Test-Driven Prompt Development

The Problem

Most prompt changes are evaluated manually: someone runs the prompt, reads the output, and decides if it looks good. This is:

Unreproducible — different testers, different judgments
Slow — manual review bottlenecks iteration
Lossy — no record of what was tested and why it passed

The Solution: Prompt Test Cases

A prompt-test minion defines:

Input variables — the values to inject into the prompt
Expected criteria — natural language description of what good output looks like
Scoring dimensions — the axes along which to evaluate (e.g., relevance, clarity, accuracy)

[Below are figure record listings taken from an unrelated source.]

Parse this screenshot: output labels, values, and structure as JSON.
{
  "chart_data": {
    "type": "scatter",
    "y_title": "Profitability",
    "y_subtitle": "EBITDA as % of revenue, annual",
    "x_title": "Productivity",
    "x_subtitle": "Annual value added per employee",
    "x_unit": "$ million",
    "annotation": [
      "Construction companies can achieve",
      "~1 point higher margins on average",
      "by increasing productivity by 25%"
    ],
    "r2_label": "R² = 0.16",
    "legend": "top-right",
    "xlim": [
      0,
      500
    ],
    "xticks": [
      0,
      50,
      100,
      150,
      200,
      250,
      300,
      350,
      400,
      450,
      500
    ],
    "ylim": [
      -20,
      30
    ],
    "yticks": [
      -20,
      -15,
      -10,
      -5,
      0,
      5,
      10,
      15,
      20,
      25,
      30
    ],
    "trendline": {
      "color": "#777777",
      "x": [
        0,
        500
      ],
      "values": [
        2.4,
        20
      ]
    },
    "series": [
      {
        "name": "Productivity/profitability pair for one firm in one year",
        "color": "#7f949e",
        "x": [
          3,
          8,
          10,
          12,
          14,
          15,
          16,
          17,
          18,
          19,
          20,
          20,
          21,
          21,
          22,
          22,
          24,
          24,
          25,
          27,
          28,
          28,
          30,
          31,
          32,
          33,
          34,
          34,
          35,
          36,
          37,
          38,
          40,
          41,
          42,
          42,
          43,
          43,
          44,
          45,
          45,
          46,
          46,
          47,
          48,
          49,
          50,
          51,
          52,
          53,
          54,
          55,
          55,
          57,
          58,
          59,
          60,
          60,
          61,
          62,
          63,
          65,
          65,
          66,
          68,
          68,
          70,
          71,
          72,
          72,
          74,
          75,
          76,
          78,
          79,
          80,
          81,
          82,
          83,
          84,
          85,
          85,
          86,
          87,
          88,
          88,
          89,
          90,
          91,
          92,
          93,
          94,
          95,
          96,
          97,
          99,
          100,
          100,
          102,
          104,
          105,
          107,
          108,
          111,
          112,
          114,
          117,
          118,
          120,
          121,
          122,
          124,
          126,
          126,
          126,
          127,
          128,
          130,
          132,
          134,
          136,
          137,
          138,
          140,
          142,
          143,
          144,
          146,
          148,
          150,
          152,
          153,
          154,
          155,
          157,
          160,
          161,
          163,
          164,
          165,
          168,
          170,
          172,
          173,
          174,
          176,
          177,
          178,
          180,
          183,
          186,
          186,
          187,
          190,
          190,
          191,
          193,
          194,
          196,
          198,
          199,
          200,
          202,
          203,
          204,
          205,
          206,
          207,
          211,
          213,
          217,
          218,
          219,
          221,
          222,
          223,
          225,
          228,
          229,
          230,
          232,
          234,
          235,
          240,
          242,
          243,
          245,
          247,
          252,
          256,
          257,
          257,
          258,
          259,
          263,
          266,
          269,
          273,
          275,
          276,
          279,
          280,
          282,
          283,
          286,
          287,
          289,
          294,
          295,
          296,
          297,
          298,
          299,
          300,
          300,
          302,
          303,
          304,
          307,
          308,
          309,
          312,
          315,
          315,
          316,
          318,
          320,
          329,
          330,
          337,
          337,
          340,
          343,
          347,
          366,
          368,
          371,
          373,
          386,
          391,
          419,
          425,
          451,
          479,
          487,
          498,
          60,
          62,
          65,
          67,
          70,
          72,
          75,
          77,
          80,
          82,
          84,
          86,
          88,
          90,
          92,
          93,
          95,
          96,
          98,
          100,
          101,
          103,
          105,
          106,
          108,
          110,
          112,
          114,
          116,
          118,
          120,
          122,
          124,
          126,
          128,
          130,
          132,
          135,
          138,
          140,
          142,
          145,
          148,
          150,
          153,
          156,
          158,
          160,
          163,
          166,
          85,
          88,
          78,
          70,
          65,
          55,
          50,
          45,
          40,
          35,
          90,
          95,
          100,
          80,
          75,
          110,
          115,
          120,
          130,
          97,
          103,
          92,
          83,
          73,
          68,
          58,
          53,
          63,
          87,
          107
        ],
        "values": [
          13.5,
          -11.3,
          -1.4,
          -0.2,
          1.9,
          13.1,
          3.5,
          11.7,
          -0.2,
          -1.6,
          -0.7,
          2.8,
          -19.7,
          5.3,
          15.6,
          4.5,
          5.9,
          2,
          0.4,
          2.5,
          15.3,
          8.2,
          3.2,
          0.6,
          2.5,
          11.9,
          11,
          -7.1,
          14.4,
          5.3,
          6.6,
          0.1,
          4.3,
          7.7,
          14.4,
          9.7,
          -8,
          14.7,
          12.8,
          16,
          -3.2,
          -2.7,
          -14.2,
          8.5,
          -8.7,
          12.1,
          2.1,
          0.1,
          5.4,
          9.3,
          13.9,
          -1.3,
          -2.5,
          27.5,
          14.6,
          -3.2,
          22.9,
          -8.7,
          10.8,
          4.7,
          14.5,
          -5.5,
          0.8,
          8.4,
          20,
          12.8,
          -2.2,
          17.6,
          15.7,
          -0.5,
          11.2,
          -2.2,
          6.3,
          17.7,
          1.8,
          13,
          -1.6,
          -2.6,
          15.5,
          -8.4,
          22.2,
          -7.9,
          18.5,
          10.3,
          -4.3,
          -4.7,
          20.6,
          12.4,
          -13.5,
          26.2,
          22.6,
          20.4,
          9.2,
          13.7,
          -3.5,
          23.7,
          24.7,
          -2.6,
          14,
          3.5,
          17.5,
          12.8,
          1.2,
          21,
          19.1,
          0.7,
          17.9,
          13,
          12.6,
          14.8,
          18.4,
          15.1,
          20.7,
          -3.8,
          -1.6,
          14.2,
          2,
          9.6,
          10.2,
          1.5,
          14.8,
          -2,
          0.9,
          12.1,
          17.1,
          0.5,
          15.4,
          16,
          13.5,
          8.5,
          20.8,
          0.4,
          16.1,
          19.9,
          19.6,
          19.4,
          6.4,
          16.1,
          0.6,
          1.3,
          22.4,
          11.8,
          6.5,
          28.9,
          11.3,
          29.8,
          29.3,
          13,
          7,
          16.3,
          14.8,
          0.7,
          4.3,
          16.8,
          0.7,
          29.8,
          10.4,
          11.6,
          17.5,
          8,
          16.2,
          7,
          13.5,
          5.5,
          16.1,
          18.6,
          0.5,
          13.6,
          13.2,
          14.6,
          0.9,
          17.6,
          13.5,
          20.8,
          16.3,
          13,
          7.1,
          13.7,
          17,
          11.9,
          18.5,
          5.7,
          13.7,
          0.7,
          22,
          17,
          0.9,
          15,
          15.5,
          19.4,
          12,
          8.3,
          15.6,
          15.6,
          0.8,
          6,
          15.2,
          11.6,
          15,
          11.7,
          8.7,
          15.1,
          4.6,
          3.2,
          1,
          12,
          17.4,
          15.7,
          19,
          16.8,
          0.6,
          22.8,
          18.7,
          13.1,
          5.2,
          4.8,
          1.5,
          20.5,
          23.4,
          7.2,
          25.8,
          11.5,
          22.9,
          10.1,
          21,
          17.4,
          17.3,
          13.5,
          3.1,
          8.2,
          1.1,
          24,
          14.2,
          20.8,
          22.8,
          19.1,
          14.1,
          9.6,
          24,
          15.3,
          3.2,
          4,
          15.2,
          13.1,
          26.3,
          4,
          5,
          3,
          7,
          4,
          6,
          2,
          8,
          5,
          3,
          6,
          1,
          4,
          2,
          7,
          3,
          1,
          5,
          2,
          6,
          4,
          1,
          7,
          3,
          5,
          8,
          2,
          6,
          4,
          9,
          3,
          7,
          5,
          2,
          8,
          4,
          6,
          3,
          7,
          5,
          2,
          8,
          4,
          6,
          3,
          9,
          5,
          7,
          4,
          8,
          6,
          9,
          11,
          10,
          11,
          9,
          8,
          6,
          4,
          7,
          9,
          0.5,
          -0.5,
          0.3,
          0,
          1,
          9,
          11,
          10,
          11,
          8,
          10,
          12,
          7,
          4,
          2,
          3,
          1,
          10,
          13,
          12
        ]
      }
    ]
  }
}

import { createMinion } from 'minions-sdk';
import { promptTestType } from 'minions-prompts';

const { minion: test } = createMinion(
  {
    title: 'Tech audience test',
    fields: {
      inputVariables: {
        topic: 'transformer architecture',
        audience: 'software engineers',
      },
      expectedCriteria: 'Should explain attention mechanism clearly without oversimplifying.',
      scoringDimensions: ['relevance', 'clarity', 'accuracy'],
    },
  },
  promptTestType,
);
await storage.saveMinion(test);

from minions import create_minion
from minions_prompts import prompt_test_type

test, _ = create_minion(
    {
        "title": "Tech audience test",
        "fields": {
            "inputVariables": {
                "topic": "transformer architecture",
                "audience": "software engineers",
            },
            "expectedCriteria": "Should explain attention mechanism clearly without oversimplifying.",
            "scoringDimensions": ["relevance", "clarity", "accuracy"],
        },
    },
    prompt_test_type,
)
storage.save_minion(test)

Running a Test

TypeScript
Python

import { PromptScorer } from 'minions-prompts';

const scorer = new PromptScorer(storage);

const result = await scorer.runTest(promptId, test.id, {
  scores: { relevance: 88, clarity: 82, accuracy: 90 },
  passed: true,
});

console.log('Passed:', result.passed);
console.log('Scores:', result.scores);

from minions_prompts import PromptScorer

scorer = PromptScorer(storage)

result = scorer.run_test(
    prompt_id,
    test.id,
    scores={"relevance": 88, "clarity": 82, "accuracy": 90},
    passed=True,
)

print("Passed:", result.passed)
print("Scores:", result.scores)